Courage is not living without fear; it’s feeling fear and persisting. The courage to be yourself gives you purpose and resolution in the face of fear. Burnison recounts that he once got caught in a rip tide in the ocean. He understood that he had to go with the flow of the current. He was afraid, but he managed to swim back to safety.

Knowledge is what we know, courage is acknowledging what we don’t know.Gary Burnison

Burnison urges you to let your ability to adapt and change in the face of uncertainty foster your willingness to experiment and try new things.

Your followers look to you to give them bravery, so make your leadership actions purposeful.

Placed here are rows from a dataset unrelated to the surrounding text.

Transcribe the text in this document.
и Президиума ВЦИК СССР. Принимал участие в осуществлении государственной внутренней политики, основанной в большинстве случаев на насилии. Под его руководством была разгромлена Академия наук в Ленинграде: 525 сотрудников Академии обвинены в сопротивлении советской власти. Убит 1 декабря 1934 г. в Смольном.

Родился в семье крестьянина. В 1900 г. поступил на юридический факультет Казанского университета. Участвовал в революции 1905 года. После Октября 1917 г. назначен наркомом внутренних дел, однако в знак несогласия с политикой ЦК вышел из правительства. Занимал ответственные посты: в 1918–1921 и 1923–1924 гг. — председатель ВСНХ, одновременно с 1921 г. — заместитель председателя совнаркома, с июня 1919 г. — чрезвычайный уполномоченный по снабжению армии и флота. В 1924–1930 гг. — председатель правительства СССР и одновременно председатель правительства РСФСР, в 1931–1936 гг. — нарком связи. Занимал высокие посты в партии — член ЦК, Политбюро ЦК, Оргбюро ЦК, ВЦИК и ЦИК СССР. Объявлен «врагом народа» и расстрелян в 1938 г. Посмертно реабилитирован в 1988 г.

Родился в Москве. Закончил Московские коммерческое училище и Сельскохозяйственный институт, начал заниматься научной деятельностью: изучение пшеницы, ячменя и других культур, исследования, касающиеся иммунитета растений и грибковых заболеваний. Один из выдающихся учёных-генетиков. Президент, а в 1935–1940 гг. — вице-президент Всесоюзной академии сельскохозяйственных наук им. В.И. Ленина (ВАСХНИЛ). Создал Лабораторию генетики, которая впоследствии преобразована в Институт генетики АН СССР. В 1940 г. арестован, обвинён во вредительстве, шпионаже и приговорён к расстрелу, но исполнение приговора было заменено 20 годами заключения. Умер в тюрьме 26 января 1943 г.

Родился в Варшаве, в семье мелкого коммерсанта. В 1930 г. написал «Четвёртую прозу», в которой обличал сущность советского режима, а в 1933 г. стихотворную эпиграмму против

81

Inspire others with the courage to enter the unknown or take on a daunting challenge. To be brave, be your authentic self. That enables you to make the real connections with other people that build your motivation.

Connection

You learn empathy through sharing hardships. Burnison remembers what he learned from his family’s bankruptcy when he was a child.

Grace is what makes us inherently human. Gary Burnison

If you practice empathy, you can acknowledge that all families are different and still journey together with yours, despite your differences. Making people feel seen and heard for their differences fosters a close bond. To create that bond, practice cognitive empathy, work to understand another person’s experiences at a healthy distance. Sympathy allows you to feel what someone else is going through. Compassion helps you to care for their needs above your own.

Inclusive Environment

An inclusive work environment which embraces everyone’s perspective is a sign of successful leadership. To create that kind of corporate culture, interact with everyone on an empathic level. Identify your biases by improving your self-awareness.

Above all, leadership is inspiring others to believe and enabling that belief to become a reality.  Gary Burnison

Empower people by understanding who they are and where they come from. Help them connect. Help them use empathy to turn self-interest into shared interests and motivation.

Successful leaders embody the five qualities of grace, embrace their organization’s aspirations and motivate others through their actions.

Sincere Platitudes

Essentially an attractive and high-minded leadership coffee table book, The Five Graces of Life and Leadership offers a series of inspirational posters that illustrate Burnison’s ideas about the character traits he admires. Some of his stories are winning; some are corny and perhaps too Burnison-centric to be useful to readers.

However, his tales of his poverty-stricken childhood are quite moving and demonstrate the courage to be vulnerable that Burnison espouses. Clearly, he admires grace in action.

His best stories unify readers through common experiences, while also celebrating the differences that broaden people’s perspectives. They inspire to aspire.  

Every page features photographs with captions. Some share pithy, if unoriginal, aphorisms. Others offer superficial insights. Accordingly, Grace’s great virtue is the beauty and elegance of its design. You may want to read every word. More likely, you will savor flipping through the pages and absorbing Burnison’s visual messages.

Gary Burnison also wrote Lose the Resume, Land the Job; Lead; and Advance: The Ultimate How-to Guide for your Career.